Da es sich bei GenKI um eine disruptive neue Technologie handelt, helfen alte Vorgehensmuster zur Einführung nur sehr bedingt. Wer sich auf die GenKI-Reise begibt, hat zunächst ein paar grundsätzliche Fragen zu klären:

  • Wo soll die GenKI-Anwendung laufen? An der Edge, in der Cloud, im Rechenzentrum, auf einer Workstation, oder in einer Kombination aus verschiedenen Bereichen?
  • Sind die erforderlichen Trainingsdaten qualitativ und quantitativ in ausreichender Menge vorhanden?
  • Ist das Knowhow zum Entwickeln oder Feintuning von GenKI-Lösungen im Haus, beziehungsweise wie und wo lässt es sich extern gewinnen?
  • Gibt es eine Roadmap, wie das Unternehmen vom KI-Newcomer zu einem KI-Champion wird?

Die Antworten auf diese Fragen hängen vom Leistungsbedarf, dem Budget, der bereits vorhandenen IT-Infrastruktur und dem KI-Reifegrad des Unternehmens ab.

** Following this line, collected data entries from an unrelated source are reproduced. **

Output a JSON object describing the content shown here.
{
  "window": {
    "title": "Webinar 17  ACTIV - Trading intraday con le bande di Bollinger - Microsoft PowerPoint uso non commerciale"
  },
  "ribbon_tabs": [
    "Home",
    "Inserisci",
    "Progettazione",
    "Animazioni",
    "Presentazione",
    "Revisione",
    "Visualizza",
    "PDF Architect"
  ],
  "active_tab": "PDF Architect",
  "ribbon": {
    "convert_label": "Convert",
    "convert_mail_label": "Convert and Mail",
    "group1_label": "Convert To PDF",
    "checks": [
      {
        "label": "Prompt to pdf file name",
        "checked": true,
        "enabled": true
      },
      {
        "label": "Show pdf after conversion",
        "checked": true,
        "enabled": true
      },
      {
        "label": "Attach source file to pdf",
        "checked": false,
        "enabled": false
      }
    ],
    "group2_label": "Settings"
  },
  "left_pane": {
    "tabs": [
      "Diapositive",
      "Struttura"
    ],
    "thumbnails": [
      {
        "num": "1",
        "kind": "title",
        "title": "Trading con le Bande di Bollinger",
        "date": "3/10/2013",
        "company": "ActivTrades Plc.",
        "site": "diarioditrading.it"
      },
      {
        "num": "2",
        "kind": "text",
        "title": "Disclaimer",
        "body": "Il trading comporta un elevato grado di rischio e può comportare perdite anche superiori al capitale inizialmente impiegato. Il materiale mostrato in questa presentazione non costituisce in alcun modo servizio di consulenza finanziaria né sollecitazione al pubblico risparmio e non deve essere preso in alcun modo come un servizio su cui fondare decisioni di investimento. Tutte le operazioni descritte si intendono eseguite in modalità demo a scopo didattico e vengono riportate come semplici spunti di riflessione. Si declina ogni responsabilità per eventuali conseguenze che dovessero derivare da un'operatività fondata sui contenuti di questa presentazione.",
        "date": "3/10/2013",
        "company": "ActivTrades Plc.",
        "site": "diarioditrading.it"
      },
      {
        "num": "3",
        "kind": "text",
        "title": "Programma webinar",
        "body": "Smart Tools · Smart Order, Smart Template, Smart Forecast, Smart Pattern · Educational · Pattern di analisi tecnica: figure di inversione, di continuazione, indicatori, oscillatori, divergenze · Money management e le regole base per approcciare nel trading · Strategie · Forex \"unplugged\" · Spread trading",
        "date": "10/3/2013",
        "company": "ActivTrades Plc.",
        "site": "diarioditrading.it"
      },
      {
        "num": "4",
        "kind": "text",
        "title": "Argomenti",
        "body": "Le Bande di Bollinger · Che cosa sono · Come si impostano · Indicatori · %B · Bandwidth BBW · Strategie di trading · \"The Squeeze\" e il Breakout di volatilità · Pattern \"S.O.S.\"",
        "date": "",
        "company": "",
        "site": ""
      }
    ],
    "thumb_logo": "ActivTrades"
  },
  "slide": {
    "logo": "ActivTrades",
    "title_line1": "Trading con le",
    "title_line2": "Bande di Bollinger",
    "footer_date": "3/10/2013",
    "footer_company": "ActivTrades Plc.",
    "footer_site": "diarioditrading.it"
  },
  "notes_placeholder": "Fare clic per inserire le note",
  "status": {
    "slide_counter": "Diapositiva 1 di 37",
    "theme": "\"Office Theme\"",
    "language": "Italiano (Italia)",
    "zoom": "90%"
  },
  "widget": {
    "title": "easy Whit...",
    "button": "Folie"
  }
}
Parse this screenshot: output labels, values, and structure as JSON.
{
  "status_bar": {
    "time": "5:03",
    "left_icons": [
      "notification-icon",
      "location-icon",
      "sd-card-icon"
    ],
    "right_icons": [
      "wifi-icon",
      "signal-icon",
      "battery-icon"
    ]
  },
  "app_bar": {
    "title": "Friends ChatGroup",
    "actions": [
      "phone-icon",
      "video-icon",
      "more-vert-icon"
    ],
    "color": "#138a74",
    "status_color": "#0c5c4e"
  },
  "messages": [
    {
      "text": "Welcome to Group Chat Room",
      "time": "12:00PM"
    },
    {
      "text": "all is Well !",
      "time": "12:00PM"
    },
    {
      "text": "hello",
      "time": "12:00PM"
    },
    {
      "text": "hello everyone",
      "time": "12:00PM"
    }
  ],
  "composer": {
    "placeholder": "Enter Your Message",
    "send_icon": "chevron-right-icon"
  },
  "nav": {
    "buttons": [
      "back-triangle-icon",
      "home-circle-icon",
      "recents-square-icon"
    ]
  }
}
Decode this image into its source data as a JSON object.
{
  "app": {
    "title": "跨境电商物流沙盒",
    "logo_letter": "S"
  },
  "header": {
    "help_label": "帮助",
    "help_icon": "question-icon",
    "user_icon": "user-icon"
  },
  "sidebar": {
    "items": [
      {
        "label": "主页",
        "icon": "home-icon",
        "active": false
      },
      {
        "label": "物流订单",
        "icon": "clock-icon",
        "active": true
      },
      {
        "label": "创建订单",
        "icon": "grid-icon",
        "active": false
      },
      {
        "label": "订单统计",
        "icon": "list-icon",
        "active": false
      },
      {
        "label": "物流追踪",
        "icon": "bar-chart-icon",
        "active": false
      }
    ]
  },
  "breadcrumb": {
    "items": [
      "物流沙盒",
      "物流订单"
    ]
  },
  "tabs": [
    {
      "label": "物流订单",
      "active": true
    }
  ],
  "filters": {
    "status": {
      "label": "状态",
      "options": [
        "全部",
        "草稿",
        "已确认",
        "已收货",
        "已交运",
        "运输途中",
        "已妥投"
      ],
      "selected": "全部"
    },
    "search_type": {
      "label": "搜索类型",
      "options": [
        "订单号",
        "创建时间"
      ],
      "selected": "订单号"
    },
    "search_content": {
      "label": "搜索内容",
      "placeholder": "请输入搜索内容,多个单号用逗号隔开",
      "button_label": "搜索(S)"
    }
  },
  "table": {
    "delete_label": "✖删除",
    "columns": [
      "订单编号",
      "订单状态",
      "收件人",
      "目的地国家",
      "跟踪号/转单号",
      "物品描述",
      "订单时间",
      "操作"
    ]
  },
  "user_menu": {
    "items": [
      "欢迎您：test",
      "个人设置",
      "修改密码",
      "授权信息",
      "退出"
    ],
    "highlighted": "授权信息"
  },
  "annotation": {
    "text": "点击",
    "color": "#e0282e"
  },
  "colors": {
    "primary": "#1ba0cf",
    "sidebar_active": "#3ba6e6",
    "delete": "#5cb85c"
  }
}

Externer Rat kann hier für viele KMUs sehr sinnvoll sein. Beispielsweise bietet Dell Technologies zusammen mit seinen Partnern eine umfassende Palette von Dienstleistungen und Produkten, die den Weg in die GenKI-Welt erleichtern und mit denen das GenKI-Anwendungsspektrum kontinuierlich ausgeweitet werden kann.

Dell Technologies: Power-Portfolio für die GenKI-Infrastruktur

Zentrales Element jeder GenKI-Infrastruktur ist die passende Hardware, die schon am Arbeitsplatz beginnt. Gartner spricht hier von KI-PCs. Das sind nach deren Definition praktisch Workstations mit vielen dedizierten KI-Beschleunigern, die eine verbesserte Leistung und Effizienz bei der Bewältigung von GenAI-Workloads bieten, ohne dass auf externe Server oder Cloud-Dienste zugegriffen werden muss. Für 2024 erwarten deren Analysten, dass 55 Millionen solcher Geräte ausgeliefert werden, das entspricht etwa 22 Prozent aller PC-Shipments.

Dell Technologies ist in diesem Segment mit seinen Precision Workstations gut vertreten. Diese verfügen über bis zu vier GPUs der NVIDIA RTX 6000 ADA-Generation und sind damit bis zu 80 Prozent schneller als die vorherige Generation. Hinzu kommt eine Reihe an „Validated Designs“. Das sind modulare und ausgetestete Lösungen, die von Dell-Experten und -Partnern entwickelt wurden. Sie dienen der Planung, Bereitstellung und Prüfung von unterschiedlichen GenKI-Projekten.

Neue Labor-Anwendungen in der Medizin und Landwirtschaft

Nicht nur in der Fertigung, auch in vielen anderen Branchen hält GenKI Einzug und schafft neue Leistungsklassen. So hat das US-Systemhaus Path.ai eine Komplettlösung für Labore, Krankenhäuser und Pharma-Unternehmen entwickelt, mit der sich die Genauigkeit und Geschwindigkeit von Diagnosen und Therapien deutlich verbessern lässt. Zum Einsatz kommt eine HPC-basierte Hybrid-Cloud-Plattform, die hochpräzise KI-basierte Aussagen trifft. Dabei kommen PowerEdge-Server, PowerVault-Storage und die ArcaStream PixStor-Software zum Einsatz. „Unsere KI-Systeme verändern die Forschung und die Entwicklung von neuen Medikamenten in einem unvorstellbaren Ausmaß“, sagt Andy Beck, CEO und Mitgründer von PathAI über seine Lösung. KeyGene ist im Bereich der Gentechnologien und Ernteoptimierung der Landwirtschaft tätig. Die dafür erforderliche KI-Programme müssen extrem große Datasets verarbeiten, was nur mit leistungsstarken Compute-Ressourcen möglich ist. Das Unternehmen entscheid sich für PowerEdge-Server mit AMD EPYC™-Prozessoren und NVIDIA-GPUs. Das erlaubt einen 24/7-Betrieb der On-Premise-KI-Modelle mit geringeren Betriebskosten.

Fazit

Viele KMUs experimentieren bereits mit GenKI oder haben es schon produktiv im Einsatz. Die Unternehmen, die sich dem verschließen und GenKI für einen überzogenen Hype halten, werden bald gravierende Wettbewerbsnachteile verkraften müssen.